Die tansanische Präsidentin Samia Suluhu traf sich am Samstag in Daressalam mit dem nigerianischen Milliardär Aliko Dangote. Die Gespräche folgten auf Berichte, dass Dangote es nun vorziehe, eine große Ölraffinerie in Kenia statt in Tansania zu errichten. Suluhu verwies auf Dangotes laufende Zementinvestitionen in der Region Mtwara.
Suluhu bezeichnete das Treffen als produktiv und betonte, dass Dangote weiterhin ein wichtiger Investor sei. Seine Zementfabrik in Mtwara unterstütze weiterhin die lokale Beschäftigung und den Handel, sagte sie in einer Erklärung.
Dangote hatte zuvor einen Standort in Tanga, Tansania, für das Projekt in Betracht gezogen. Am 10. Mai teilte er der Financial Times mit, dass er aufgrund der größeren und tieferen Hafenanlagen nun Mombasa bevorzuge.
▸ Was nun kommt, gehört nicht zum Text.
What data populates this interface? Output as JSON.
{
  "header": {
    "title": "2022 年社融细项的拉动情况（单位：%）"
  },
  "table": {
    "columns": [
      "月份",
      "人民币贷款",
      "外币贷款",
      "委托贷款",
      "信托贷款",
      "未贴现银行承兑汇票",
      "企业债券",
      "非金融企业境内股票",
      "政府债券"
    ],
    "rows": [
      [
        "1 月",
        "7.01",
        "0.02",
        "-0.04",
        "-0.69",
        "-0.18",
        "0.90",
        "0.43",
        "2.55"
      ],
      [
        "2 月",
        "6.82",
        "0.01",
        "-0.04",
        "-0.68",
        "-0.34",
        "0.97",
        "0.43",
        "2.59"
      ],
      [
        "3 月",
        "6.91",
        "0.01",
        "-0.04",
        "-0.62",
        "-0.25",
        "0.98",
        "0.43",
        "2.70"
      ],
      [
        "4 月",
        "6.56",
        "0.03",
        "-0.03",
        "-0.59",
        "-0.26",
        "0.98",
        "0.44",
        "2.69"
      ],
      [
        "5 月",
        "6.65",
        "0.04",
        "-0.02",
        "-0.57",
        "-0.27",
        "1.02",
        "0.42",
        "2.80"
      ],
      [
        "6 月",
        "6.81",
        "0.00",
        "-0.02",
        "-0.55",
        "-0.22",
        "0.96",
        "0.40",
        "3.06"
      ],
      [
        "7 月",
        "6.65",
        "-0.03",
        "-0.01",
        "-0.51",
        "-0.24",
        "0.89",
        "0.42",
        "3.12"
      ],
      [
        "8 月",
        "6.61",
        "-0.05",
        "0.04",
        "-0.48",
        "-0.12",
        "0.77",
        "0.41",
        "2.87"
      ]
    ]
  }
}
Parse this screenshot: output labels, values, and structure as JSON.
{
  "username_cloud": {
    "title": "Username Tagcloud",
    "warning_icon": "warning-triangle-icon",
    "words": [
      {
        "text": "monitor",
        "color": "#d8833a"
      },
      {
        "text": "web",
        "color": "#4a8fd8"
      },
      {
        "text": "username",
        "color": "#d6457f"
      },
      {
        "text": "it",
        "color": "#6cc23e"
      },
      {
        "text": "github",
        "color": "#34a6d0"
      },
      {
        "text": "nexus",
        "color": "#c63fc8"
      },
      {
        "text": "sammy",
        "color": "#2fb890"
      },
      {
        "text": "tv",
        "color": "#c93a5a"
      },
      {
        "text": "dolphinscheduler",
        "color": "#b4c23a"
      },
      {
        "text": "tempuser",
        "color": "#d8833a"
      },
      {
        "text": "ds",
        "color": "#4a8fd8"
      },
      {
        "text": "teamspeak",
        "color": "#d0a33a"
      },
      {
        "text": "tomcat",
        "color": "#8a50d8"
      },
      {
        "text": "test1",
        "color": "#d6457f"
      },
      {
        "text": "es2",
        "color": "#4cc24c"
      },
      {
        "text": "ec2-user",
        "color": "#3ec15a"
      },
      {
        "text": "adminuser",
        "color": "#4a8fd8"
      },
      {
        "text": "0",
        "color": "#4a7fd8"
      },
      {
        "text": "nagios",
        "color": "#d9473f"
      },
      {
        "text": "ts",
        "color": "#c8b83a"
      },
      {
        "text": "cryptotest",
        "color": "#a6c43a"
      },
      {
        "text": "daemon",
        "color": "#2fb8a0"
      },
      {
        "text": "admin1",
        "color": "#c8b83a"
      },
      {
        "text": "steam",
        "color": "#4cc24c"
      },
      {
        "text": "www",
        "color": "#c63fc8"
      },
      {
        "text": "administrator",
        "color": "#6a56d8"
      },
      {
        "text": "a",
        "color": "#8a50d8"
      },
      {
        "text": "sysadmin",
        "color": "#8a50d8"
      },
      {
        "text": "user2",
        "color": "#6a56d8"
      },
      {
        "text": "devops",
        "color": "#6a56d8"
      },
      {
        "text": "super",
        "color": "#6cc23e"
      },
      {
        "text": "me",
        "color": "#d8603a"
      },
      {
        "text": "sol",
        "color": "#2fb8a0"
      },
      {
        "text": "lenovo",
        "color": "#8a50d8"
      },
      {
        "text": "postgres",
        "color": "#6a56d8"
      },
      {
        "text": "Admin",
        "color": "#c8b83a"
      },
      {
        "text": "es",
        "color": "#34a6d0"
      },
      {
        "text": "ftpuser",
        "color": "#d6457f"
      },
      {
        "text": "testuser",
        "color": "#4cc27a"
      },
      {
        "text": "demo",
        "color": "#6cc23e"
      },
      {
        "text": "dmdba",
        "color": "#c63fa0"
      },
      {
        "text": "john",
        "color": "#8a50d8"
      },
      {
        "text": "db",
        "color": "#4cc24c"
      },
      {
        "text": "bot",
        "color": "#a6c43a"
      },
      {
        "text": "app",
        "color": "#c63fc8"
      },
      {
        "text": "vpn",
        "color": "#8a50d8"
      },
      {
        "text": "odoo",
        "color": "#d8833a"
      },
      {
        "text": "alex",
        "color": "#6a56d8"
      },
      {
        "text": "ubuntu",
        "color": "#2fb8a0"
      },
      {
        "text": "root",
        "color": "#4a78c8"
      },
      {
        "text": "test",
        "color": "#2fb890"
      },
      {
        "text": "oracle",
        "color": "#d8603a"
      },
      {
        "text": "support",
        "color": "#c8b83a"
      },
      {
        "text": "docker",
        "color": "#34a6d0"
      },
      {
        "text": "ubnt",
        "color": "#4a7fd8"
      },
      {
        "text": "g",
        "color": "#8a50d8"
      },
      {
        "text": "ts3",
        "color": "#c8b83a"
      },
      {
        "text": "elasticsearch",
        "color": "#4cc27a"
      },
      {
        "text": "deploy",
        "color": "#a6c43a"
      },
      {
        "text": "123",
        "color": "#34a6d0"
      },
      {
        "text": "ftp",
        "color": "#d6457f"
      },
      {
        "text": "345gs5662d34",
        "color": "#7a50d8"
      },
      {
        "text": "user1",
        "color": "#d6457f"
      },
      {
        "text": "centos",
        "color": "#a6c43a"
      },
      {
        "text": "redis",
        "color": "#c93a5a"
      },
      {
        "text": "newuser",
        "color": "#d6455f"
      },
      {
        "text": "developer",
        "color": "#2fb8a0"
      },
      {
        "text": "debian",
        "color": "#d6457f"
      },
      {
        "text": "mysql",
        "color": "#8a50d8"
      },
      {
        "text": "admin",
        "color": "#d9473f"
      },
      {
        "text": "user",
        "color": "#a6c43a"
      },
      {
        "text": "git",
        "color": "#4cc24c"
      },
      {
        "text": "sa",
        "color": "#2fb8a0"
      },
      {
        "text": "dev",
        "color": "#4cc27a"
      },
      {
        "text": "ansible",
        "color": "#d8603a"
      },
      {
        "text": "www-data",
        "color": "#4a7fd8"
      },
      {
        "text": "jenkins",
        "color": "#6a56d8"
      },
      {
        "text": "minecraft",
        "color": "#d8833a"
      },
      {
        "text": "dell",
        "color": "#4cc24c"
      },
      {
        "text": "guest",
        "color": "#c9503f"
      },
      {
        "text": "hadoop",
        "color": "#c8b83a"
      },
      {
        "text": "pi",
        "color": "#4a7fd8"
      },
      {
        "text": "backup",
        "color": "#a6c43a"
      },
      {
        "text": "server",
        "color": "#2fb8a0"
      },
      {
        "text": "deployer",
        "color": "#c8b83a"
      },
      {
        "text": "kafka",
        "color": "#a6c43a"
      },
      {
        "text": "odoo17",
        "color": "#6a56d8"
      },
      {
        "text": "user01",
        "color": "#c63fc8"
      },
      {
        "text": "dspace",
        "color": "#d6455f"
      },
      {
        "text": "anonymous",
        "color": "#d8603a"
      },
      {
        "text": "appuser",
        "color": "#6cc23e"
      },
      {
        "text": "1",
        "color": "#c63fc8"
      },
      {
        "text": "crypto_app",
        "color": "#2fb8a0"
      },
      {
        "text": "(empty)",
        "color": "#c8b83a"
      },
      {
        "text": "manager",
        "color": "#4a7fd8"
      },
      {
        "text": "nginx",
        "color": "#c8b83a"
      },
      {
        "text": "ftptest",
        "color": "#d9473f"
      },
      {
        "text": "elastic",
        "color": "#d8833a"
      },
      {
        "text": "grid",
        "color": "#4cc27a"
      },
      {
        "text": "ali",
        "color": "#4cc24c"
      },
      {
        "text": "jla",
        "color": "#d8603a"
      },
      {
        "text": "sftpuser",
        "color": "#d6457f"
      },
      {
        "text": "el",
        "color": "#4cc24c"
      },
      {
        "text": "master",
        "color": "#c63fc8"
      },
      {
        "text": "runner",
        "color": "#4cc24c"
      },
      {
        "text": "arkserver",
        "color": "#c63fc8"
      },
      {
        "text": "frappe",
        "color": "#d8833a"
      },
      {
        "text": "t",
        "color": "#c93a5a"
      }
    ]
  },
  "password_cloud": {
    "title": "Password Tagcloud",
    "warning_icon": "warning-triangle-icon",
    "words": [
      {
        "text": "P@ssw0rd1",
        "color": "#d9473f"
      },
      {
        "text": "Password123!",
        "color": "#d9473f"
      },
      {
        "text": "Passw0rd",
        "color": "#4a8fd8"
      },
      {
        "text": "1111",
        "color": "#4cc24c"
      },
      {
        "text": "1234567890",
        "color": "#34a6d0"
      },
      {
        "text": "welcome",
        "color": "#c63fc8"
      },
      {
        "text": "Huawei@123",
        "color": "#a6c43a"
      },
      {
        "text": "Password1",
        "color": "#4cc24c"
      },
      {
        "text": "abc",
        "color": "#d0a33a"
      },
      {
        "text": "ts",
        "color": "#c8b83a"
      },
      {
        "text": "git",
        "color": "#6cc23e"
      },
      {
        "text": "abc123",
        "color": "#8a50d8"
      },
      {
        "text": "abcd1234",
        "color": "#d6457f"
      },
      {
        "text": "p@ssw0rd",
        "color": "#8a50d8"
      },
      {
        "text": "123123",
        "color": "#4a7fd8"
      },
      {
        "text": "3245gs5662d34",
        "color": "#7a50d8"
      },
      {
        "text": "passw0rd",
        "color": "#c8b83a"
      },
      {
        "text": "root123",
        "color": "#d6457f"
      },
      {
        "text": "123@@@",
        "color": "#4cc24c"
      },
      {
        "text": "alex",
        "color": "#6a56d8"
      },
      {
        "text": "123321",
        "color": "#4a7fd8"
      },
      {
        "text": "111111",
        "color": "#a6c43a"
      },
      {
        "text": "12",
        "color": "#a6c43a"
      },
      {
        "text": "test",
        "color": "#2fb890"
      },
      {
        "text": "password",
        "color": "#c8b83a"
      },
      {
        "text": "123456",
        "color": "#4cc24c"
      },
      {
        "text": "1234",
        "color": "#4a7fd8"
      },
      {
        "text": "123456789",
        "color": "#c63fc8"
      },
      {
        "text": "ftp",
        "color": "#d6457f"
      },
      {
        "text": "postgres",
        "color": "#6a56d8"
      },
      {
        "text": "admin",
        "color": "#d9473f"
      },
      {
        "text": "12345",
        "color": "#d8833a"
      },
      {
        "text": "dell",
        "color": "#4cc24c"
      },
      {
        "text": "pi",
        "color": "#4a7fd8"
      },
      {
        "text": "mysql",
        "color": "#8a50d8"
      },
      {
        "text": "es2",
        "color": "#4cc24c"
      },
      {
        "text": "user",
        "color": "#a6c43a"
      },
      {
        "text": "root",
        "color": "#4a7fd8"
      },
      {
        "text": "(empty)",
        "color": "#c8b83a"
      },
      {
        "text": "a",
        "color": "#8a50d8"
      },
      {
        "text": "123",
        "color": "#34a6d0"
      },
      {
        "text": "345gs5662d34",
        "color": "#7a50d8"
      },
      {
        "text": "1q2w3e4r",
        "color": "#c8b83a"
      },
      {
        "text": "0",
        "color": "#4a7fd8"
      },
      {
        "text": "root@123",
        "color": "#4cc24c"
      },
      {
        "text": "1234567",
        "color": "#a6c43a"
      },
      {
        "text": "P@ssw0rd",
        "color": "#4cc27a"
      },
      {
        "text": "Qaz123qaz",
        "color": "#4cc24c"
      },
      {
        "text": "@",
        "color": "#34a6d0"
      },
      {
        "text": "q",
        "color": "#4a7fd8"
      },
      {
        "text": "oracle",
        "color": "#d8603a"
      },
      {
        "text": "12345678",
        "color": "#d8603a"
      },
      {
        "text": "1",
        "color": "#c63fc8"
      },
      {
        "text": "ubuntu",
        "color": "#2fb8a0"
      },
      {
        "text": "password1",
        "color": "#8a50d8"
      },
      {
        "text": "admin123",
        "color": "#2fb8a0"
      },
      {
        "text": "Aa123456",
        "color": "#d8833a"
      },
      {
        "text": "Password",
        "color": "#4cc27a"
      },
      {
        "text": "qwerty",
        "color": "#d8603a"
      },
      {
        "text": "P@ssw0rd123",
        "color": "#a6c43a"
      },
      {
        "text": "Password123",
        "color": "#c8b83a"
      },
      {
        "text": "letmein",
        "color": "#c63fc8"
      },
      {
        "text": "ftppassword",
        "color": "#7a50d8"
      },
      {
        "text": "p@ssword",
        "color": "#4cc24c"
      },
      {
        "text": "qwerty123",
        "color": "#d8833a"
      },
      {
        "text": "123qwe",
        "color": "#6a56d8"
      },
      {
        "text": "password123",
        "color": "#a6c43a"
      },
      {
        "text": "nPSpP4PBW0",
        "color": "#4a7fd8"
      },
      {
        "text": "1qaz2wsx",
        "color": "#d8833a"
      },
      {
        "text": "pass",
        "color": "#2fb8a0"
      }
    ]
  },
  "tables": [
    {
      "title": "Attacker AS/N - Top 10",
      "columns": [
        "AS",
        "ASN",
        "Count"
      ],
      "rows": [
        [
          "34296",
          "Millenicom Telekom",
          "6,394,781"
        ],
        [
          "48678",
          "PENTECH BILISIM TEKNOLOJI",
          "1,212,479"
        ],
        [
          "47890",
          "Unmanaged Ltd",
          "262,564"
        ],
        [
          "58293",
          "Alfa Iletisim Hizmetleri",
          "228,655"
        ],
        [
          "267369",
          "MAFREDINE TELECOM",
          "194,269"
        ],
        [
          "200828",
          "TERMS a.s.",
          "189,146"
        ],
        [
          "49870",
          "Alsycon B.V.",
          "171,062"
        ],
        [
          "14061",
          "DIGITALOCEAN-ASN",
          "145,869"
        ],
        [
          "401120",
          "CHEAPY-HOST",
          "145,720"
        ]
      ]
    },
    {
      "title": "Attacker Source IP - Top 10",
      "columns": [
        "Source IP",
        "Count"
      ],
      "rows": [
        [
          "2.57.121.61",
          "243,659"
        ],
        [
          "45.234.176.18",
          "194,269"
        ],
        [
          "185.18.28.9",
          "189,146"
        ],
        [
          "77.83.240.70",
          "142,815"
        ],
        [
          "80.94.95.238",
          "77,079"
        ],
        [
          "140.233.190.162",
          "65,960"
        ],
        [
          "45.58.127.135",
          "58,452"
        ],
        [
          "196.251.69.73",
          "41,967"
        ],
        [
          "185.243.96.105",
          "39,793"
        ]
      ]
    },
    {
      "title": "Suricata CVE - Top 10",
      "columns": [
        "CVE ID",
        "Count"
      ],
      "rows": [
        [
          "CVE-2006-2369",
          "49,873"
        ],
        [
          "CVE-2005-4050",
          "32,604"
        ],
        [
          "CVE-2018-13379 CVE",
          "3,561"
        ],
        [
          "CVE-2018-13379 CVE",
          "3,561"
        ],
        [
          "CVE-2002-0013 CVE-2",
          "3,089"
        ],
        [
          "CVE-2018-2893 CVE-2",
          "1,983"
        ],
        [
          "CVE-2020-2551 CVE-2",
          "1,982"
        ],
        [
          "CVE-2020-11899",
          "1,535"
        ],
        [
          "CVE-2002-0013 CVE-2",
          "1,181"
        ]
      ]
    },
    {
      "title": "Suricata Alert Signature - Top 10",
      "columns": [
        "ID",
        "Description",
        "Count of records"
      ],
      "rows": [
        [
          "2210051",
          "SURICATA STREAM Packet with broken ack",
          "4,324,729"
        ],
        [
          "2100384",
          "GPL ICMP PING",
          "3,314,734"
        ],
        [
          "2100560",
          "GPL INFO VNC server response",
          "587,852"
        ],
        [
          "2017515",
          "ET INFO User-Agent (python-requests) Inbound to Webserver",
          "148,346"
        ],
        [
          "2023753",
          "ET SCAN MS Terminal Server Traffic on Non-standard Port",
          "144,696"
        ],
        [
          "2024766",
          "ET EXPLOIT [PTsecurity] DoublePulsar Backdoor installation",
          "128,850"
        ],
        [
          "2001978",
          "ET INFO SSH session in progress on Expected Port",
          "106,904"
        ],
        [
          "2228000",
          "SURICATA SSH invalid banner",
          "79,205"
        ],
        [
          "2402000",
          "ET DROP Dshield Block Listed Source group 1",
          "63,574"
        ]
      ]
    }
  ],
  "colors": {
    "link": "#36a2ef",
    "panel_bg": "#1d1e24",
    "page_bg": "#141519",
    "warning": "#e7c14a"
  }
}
Die geplante Raffinerie könnte bis zu 650.000 Barrel pro Tag verarbeiten und zwischen 1,95 Billionen und 2,21 Billionen Kenia-Schilling kosten. Kenias Präsident William Ruto hatte das gemeinsame Projekt erstmals letzten Monat auf einem Gipfel in Nairobi angekündigt.
Die Anlage würde darauf abzielen, die Abhängigkeit Ostafrikas von importierten raffinierten Kraftstoffen zu verringern, sollte sie fertiggestellt werden.